I'm typically a red wine vinegar and olive oil girl... but I'm telling you these Asain inspired dishes are speaking to my soul lately.
Plus the herb medley in this salad is so complimentary. It's like watching the perfect double play, each player executing their role flawlessly. The diving fielder with the quick flip to the second baseman; the split second throw to first and the painful splits to catch the ball moments before the runner touches the bag. It's a beautiful thing... basil, mint and cilantro: well done.
I found this recipe in the same book I found the inspiration for the zucchini bites from Ellie Krieger. I took the liberty in adding more carrot, using grape seed oil instead of canola and using equal parts of the three herbs. Minor changes, but feel free to play as you wish.
Soba noodles are essentially noodles made from buckwheat. Whatever you have is fine. The dressing is so delicious on any noodle. I used whole wheat instead of buckwheat noodles.
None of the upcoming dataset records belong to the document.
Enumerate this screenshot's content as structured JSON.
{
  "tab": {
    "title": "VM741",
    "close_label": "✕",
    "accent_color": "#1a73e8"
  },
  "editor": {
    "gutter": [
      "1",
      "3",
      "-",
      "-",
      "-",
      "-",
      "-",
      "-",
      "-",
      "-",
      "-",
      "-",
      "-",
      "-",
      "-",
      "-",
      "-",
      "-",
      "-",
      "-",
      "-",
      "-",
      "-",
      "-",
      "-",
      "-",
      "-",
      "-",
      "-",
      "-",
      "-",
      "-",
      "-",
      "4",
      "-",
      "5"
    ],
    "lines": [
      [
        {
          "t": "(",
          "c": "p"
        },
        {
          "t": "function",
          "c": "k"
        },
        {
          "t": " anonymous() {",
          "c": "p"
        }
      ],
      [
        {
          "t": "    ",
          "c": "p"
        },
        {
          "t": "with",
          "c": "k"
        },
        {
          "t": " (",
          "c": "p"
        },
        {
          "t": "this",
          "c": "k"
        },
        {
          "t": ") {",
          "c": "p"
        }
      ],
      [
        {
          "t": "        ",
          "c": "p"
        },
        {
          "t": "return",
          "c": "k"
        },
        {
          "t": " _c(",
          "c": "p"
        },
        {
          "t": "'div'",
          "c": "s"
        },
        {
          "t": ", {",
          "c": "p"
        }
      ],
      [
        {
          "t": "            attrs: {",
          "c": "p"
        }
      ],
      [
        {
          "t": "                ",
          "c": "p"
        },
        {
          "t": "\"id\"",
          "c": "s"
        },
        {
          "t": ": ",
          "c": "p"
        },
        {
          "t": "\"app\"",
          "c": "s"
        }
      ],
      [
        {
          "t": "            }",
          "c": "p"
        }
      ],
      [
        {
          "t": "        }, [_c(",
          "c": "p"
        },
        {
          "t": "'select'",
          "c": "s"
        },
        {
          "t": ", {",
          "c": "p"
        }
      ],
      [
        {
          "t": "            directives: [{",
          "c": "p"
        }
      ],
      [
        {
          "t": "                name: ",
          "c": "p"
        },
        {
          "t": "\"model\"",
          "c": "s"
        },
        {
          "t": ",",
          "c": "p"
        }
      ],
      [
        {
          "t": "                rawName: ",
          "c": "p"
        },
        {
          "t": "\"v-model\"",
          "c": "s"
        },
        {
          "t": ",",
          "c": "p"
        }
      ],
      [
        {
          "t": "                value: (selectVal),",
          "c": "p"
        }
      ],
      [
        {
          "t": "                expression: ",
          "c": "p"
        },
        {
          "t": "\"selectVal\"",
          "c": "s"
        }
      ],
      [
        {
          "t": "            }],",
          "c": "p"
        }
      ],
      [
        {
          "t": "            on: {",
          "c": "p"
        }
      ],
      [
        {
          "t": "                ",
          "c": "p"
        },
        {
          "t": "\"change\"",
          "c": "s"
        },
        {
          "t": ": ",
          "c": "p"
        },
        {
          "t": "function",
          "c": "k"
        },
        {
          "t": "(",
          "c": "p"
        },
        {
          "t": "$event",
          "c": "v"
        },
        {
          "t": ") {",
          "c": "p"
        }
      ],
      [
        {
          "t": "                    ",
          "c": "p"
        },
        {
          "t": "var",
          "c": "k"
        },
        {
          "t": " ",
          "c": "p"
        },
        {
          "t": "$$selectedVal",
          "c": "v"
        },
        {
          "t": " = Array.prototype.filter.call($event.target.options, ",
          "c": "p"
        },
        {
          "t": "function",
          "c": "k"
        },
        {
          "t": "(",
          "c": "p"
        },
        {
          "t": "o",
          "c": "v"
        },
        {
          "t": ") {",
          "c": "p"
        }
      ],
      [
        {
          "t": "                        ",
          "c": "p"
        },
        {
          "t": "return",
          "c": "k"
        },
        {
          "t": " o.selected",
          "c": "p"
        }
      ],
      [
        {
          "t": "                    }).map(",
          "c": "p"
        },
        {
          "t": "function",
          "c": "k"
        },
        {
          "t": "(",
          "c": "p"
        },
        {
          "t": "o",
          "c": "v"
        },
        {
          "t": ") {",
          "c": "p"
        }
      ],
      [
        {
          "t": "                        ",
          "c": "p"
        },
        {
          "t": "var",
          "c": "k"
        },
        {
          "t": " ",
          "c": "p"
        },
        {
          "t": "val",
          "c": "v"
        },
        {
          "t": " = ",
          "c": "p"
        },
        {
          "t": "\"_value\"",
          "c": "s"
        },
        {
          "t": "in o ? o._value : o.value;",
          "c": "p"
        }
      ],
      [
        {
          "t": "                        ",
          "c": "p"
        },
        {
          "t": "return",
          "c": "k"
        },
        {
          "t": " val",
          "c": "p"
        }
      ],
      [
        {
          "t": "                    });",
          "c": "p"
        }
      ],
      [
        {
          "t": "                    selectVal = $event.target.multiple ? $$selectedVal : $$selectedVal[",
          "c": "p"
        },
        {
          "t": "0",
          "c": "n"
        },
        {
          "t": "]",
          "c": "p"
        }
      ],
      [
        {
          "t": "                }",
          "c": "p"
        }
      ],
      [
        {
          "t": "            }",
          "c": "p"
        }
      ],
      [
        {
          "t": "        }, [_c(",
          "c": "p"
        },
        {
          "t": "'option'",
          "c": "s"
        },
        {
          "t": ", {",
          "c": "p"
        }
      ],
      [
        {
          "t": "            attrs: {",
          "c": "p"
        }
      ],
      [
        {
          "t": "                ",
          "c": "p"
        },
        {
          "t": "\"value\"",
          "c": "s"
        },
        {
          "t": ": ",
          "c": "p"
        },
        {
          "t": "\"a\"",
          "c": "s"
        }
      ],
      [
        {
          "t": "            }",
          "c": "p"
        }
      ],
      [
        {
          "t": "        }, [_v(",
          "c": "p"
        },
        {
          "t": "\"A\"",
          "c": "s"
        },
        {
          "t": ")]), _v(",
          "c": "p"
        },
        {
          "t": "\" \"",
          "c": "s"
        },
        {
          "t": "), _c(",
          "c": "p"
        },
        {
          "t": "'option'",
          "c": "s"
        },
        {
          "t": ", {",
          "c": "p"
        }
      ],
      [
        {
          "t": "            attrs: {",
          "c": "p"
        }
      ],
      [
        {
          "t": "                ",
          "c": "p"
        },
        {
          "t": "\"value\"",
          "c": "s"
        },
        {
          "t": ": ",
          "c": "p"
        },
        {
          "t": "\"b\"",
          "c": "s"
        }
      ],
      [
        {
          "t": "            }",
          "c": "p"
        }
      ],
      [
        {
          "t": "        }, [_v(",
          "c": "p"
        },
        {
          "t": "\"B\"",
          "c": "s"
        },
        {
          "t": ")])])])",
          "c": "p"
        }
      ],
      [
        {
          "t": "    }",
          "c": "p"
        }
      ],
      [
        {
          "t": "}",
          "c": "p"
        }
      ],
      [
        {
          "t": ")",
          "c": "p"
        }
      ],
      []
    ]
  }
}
Soba Noodle Vegetable Salad
1/2 box of pasta noodles, whole wheat
1 lrg shallot
3 carrots, shredded
1 medium red bell pepper, seeded and cut into thin strips
1/3 cup chopped fresh basil
1/3 cup chopped fresh mint
1/3 cup chopped fresh cilantro
1/4 cup rice vinegar
1 tsp sugar
1 tbls grape seed oil
1/2 tsp sesame oil
1 large clove garlic, minced
1/2 tsp red pepper flakes
1/2 tsp finely grated lime zest
1 tsp fresh lime juice
1/2 tsp Asian fish sauce
Salt to taste
Forgot to picture the shallot. The only guy that doesn't know what family he's really in... onion? garlic? Confused little guy.
I would say my skin color is "shallot peel," wouldn't you? This would make a nice nail polish color...
The recipe is three parts.
Part 1- slice and chop your veg. The shallot should be a small dice. The carrot is grated. The bell pepper thinly julienned (no bigger than your finger and as thin as you can get them).
Also chop up your herbs. I hold mine in a bouque and then brush the leaves off with a sharp knife. You'll get some stems, but most leaves.
Mint: sweet and powerful.
Basil: bold and anise.
Cilantro: fresh and grassy.
Even if you don't particularly like one of these herbs, this might be a fun way to give it another try because the combination brings out the best in all of them.
Part 3- cook the noodles according to the packages labeling. Remember to salt your water before adding noodles.
When the noodles are done, strain and dress with the sauce. As the noodles are hot, they will drink up the flavors and the oils will keep them from sticking to one another. I usually wouldn't recommend adding oil to noodles when making Italian, because the oil creates a barrier to the sauce getting on the noodles, but HERE WE WANT THE BARRIER because it IS the sauce.
When the noodles have cooled a bit, add the veggies and the herbs.
Salt and pepper to taste, if needed.
Fun. Healthy. Colorful. Knock-out flavors.
Top with some shrimp or shredded chicken if you like. Ellie suggested butter lettuce cups. Salads like this are so versitle! Now, the real question is chop sticks or fork?